O quase irresistível glutamato de sódio
A cereja do bolo é a serotonina, chamada de “neurotransmissor da felicidade”, cujos níveis sobem após a ingestão de chocolate, queijo e carboidratos. Mas não se sabe, aqui, se a produção de serotonina ocorre por causa do alimento ou simplesmente porque associamos que, ao comê-lo, ficaremos felizes.
— Alimentos calóricos, doces e com gordura estimulam a liberação de serotonina, que tem ação antidepressiva — diz Rubens Gagliardi, ex-presidente da Academia Brasileira de Neurologia. – Isso também é provocado pela tiramina (uma substância presente em vinhos e cervejas).
A indústria alimentícia também faz seu papel: produtos processados e crocantes, como salgadinhos, contêm em sua fórmula glutamato de sódio, um tipo de sal que ressalta o sabor de comidas ao hiperestimular nossas papilas gustativas a ponto de você simplesmente não conseguir comer apenas uma unidade. Mais difícil ainda de dizer não.

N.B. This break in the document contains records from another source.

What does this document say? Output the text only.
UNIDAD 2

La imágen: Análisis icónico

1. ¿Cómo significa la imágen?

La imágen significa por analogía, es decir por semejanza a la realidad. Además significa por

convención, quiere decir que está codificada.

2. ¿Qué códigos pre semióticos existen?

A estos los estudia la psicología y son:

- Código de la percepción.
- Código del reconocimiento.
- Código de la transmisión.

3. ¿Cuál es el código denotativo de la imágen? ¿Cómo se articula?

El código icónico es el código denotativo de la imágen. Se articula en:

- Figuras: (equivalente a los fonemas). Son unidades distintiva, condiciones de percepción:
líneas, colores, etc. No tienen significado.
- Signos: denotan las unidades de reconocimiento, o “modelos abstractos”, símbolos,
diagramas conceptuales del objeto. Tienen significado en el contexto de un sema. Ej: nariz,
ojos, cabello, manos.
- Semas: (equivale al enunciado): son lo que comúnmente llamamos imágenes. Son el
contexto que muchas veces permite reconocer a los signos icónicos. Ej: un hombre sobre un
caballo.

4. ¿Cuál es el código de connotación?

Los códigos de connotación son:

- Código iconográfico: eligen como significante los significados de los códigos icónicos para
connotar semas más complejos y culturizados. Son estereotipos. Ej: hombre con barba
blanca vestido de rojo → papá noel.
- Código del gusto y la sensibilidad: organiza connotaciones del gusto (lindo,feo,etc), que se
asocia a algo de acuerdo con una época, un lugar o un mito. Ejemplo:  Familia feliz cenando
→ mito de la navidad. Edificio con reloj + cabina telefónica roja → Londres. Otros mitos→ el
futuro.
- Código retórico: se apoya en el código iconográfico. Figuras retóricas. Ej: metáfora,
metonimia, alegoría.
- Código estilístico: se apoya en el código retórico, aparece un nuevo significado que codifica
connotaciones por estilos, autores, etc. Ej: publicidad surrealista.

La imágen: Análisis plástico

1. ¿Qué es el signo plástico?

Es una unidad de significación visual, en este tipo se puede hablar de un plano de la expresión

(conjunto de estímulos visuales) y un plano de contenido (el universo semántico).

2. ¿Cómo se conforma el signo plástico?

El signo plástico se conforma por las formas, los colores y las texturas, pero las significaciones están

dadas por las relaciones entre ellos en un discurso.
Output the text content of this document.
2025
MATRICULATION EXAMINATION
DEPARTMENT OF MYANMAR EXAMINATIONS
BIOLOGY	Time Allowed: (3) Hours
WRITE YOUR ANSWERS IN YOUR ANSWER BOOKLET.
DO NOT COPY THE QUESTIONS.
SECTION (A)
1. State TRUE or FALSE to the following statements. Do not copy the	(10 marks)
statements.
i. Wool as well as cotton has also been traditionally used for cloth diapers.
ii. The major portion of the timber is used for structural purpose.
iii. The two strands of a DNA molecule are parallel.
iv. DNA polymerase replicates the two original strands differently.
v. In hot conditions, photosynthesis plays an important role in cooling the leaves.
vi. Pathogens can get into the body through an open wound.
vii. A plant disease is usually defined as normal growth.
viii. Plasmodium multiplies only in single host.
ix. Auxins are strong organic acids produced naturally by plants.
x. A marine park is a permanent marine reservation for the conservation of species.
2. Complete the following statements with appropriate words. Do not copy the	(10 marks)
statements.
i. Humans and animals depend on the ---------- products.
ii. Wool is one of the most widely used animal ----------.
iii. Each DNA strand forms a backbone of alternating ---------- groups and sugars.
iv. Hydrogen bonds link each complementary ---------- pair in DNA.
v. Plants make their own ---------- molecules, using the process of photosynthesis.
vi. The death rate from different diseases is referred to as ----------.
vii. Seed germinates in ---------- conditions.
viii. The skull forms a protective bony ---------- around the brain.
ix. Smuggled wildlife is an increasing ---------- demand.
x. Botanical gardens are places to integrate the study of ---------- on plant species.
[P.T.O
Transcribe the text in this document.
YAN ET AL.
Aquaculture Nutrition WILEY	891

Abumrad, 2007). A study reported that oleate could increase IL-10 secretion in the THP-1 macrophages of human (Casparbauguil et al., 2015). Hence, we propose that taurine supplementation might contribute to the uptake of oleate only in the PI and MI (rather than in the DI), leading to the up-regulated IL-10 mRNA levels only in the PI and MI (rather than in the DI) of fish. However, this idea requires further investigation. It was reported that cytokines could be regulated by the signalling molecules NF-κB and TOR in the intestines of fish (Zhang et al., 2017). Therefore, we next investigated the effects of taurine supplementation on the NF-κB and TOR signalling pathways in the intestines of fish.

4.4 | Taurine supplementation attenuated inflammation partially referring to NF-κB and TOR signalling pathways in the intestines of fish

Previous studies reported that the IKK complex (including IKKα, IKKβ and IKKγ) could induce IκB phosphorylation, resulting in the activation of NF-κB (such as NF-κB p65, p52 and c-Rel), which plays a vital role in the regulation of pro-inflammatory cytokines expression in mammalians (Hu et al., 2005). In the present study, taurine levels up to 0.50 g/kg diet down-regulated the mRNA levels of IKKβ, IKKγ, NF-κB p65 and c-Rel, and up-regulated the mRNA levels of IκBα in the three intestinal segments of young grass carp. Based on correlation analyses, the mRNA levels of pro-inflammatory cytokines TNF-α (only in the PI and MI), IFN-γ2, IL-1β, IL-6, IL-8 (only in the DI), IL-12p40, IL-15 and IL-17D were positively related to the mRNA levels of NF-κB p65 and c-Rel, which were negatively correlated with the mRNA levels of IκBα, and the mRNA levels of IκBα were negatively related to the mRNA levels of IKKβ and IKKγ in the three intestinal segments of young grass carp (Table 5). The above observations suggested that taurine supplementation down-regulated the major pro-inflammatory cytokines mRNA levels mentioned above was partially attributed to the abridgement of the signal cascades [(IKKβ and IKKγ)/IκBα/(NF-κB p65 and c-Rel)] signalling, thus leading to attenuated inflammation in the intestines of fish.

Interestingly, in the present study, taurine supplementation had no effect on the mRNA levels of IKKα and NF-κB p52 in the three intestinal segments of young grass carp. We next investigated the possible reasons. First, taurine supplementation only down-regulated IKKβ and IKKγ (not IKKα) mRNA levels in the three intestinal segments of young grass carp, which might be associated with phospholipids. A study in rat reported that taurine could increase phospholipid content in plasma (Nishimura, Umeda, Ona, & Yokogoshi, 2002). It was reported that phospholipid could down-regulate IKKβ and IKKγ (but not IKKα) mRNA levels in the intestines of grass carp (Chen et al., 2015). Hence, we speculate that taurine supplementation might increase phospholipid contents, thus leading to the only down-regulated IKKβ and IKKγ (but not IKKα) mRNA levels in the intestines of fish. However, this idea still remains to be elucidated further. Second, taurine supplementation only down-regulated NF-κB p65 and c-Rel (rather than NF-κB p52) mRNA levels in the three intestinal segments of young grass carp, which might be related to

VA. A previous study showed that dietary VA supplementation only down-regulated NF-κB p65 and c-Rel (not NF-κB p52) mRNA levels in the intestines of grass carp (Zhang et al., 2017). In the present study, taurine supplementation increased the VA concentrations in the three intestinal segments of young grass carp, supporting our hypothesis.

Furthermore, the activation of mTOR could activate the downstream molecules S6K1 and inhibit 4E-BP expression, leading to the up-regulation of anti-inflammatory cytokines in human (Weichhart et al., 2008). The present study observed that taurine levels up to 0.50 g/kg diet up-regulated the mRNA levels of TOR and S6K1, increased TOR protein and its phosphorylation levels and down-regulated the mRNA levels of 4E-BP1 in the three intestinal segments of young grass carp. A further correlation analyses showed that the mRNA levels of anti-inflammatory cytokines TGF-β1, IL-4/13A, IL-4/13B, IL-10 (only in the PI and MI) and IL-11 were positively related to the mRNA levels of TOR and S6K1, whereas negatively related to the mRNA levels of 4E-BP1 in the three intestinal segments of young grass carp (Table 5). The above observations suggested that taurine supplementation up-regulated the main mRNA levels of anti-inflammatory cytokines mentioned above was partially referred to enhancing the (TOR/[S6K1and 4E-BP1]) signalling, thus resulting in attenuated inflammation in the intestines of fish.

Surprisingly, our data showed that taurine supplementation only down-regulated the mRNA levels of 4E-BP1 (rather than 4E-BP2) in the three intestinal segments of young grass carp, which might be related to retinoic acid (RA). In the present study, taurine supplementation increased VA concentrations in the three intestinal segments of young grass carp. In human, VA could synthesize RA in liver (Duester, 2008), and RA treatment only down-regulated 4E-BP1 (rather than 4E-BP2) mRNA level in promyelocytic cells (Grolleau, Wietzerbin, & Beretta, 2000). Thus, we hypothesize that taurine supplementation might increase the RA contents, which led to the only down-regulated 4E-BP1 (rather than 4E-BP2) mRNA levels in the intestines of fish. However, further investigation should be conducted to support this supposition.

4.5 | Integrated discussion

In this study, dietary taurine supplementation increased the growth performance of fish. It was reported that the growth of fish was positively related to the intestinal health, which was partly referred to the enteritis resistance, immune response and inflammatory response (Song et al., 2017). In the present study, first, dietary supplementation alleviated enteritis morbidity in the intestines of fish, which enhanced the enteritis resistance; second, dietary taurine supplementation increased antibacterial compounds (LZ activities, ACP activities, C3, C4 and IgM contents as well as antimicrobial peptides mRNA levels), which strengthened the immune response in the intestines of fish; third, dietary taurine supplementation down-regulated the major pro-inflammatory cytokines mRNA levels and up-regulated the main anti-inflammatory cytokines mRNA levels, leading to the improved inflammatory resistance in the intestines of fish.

Vale a ressalva de que nem todas as pessoas descontam emoções no prato. Para muitos, a fome vai embora justamente em momentos de estresse e tristeza. Isso ocorre por várias questões, desde fatores genéticos até uma história de vida na qual a comida não é associada com lembranças positivas. Mas, segundo Bruno Halpern, da SBEM, geralmente, quem é magro emagrece e quem é obeso engorda, a depender do background genético. Ele acrescenta que até o tipo de problema influencia na resposta que teremos.
— Existe o estresse que você pode resolver e aquele que você não tem como, porque aguarda a decisão ou avaliação de outra pessoa. Se tenho que resolver, crescem os níveis de noradrenalina e cortisol, meu foco aumenta e como mais porque minhas necessidades calóricas subiram. Mas, se preciso aguardar outra pessoa fazer algo, entram a fome emocional e neurotransmissores como dopamina e serotonina, porque a pessoa usa a comida como forma de se defender contra uma pressão externa — sintetiza.